Il y a cinq ans que l'idée de cette tragédie m'est venue, et, depuis cinq ans, il ne s'est point passé un jour sans que je m'en occupasse.

C'est que ce n'était plus, comme Antony, une oeuvre de sentiment ; comme la Tour de Nesle, un drame d'improvisation ; ni comme Angèle, un tableau de moeurs.

C'était toute une époque inconnue, ou, qui pis est, mal connue ; une époque que, arrivés à un certain âge, nous ne revoyons plus qu'à travers les souvenirs fastidieux du collège, et qu'il fallait reconstruire sur le terrain mouvant du théâtre, dans les limites étroites de la scène et d'après l'architecture sévère des unités.

Ajoutez à cela que l'antiquité, telle que nous l'avait montrée dans ses tragédies l'école voltairienne, était tombée dans un si merveilleux discrédit, que l'ennui qu'elle traînait à sa suite était devenu proverbial ; c'était donc plus qu'une innovation que je tentais : c'était une réhabilitation.

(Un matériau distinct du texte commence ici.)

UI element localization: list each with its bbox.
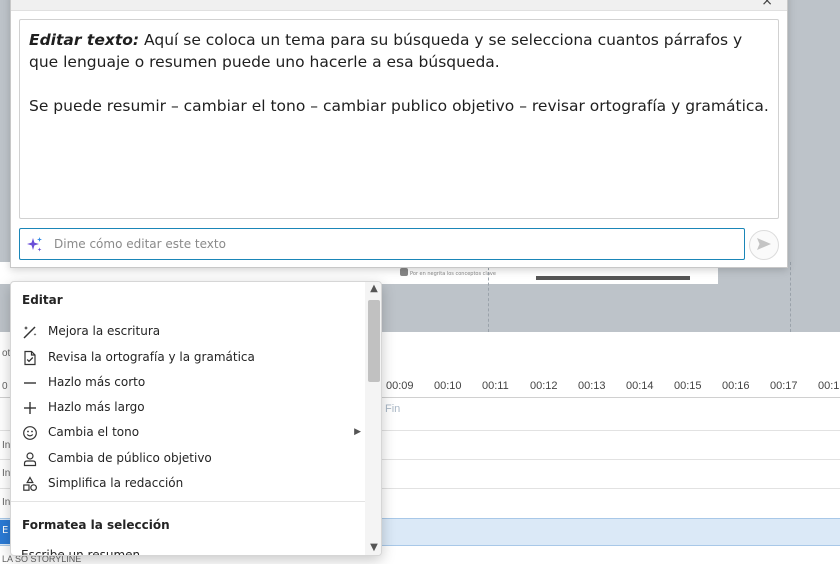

Aussi, une fois déterminé à entreprendre mon oeuvre, rien ne me coûta pour l'accomplir ; les souvenirs imparfaits du collège étaient effacés ; la lecture des auteurs latins me parut insuffisante ; et je partis pour l'Italie, afin de voir Rome ; car, ne pouvant étudier le cadavre, je voulais au moins visiter le tombeau.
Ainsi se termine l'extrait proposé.